Por José Miguel Ibáñez Langlois
Más allá y más acá del ámbito literario, Nicanor Parra ha sido en Chile un punto de referencia casi obligado, a partir del lugar céntrico (o más bien excéntrico) que ha ocupado en los amplios dominios de la cultura nacional: las artes, las ciencias, la política, los medios de comunicación... Lo notable es que ha jugado ese papel cívico de gran alcance sin tener tribuna ni cátedra ni cargo alguno en la polis: ha irradiado ese influjo liberador desde su sola creatividad verbal, desde su solo sentido del humor (con frecuencia negro), por el solo poder de su palabra poética y antipoética.
En el orden literario, durante muchas décadas -quizá desde la muerte de Neruda en adelante- Parra fue el poeta vivo más importante de la lengua castellana. Más importante que Borges, que Paz, que Cardenal, que cualquier español: más audaz que ellos, y más auténtico.
Porque en vez de hacer de arcaico, de esotérico, de erudito, de europeo, de místico, de subversivo, él vivió y escribió desde sus propias raíces criollas, como si no hubiera salido nunca de la ruralidad de la provincia chillaneja. Y fue precisamente desde allí que hizo vivir y hablar a cuanto personaje dramático se le ocurrió inventar: el energúmeno, el predicador, el galán sinvergüenza, el difunto, el cronista, el neurótico, el sabio oriental, el alma en pena, el publicista, el payaso, el propio antipoeta con su voz lírica y sufriente... Y a todos esos hablantes supo darles una voz respectiva e idiosincrásica.

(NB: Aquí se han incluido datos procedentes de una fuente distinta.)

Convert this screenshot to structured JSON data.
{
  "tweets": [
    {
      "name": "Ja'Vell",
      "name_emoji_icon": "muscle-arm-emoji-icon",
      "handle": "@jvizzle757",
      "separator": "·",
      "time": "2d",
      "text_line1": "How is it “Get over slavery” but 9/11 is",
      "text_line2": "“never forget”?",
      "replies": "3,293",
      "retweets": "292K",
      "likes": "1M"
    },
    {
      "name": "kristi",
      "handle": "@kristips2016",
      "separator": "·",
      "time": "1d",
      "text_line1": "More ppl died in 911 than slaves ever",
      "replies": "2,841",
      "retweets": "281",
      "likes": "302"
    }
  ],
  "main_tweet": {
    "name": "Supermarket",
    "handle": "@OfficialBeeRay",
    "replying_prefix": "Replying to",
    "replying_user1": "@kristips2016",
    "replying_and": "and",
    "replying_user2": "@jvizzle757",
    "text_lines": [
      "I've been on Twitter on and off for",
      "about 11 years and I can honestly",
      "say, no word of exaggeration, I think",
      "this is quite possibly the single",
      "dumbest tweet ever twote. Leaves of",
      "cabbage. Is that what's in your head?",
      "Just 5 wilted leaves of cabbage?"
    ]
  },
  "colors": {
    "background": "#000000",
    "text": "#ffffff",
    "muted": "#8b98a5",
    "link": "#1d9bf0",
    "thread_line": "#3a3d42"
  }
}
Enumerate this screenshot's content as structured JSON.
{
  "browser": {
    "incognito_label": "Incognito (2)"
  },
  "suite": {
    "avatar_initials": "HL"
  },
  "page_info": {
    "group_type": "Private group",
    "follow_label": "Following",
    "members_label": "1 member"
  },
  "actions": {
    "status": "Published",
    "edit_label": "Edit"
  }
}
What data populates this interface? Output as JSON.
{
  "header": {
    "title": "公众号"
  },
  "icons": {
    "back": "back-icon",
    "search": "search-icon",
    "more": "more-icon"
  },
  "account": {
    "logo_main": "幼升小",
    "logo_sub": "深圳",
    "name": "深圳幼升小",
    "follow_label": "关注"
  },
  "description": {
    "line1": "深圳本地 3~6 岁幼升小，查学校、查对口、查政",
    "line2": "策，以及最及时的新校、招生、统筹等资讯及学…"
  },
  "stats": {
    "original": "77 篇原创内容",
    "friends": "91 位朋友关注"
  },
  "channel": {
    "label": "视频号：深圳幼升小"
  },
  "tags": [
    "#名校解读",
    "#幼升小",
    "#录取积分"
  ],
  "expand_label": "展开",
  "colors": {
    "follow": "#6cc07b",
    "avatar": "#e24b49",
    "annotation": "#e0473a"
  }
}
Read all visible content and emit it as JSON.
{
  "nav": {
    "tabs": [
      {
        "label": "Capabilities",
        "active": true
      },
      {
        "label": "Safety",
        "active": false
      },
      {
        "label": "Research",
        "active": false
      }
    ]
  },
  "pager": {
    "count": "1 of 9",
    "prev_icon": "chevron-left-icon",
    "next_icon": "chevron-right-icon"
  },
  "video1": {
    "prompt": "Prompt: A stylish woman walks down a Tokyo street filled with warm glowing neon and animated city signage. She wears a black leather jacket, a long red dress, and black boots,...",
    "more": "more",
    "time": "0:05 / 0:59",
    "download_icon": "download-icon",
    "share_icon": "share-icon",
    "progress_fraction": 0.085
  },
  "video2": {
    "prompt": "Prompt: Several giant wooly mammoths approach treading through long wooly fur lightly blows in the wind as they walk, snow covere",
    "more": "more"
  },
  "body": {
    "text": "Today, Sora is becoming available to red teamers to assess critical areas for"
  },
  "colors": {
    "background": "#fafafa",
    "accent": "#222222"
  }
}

Pero cuán importante haya sido Parra a la larga, solo el tiempo lo dirá, no solo por el valor general de esta regla de juicio, sino porque en particular la naturaleza de su obra, tan innovadora, tan limítrofe con el habla de la calle, tan como de bailarín al borde del abismo, hace más difícil aún adelantar ese veredicto.
Hablando en presente, sin embargo, esa misma circunstancia vuelve hoy más valiosa su aventura de escribir en los límites de la palabra poética: cada vez más lejos de lo "literario" y de los recursos de la retórica poética convencional. Por ese arriesgado camino debió él sortear los peligros de la obviedad, de la vulgaridad, de la mera humorada. Y, para decirlo en forma positiva, por ese camino consiguió sondear las honduras más sutiles y más difíciles que subyacen al lenguaje desnudo y claro, las profundidades recónditas del habla llana, a la manera de un romano del siglo de plata, de un pícaro romancero medieval, de un castizo Quevedo o de un moderno Pound.
En ese sentido podemos llamarlo el más realista de los surrealistas, y el más surrealista de los realistas, lo que viene a ser lo mismo, y lo que no es poco decir.
Asumir tales riesgos hizo posible al antipoeta alcanzar una identidad (no una mera originalidad: una inconfundible identidad), y a la vez irradiar, por las vías más imprevisibles, una cálida humanidad personal, que es como la señal misma del contacto del escritor con su propio destino.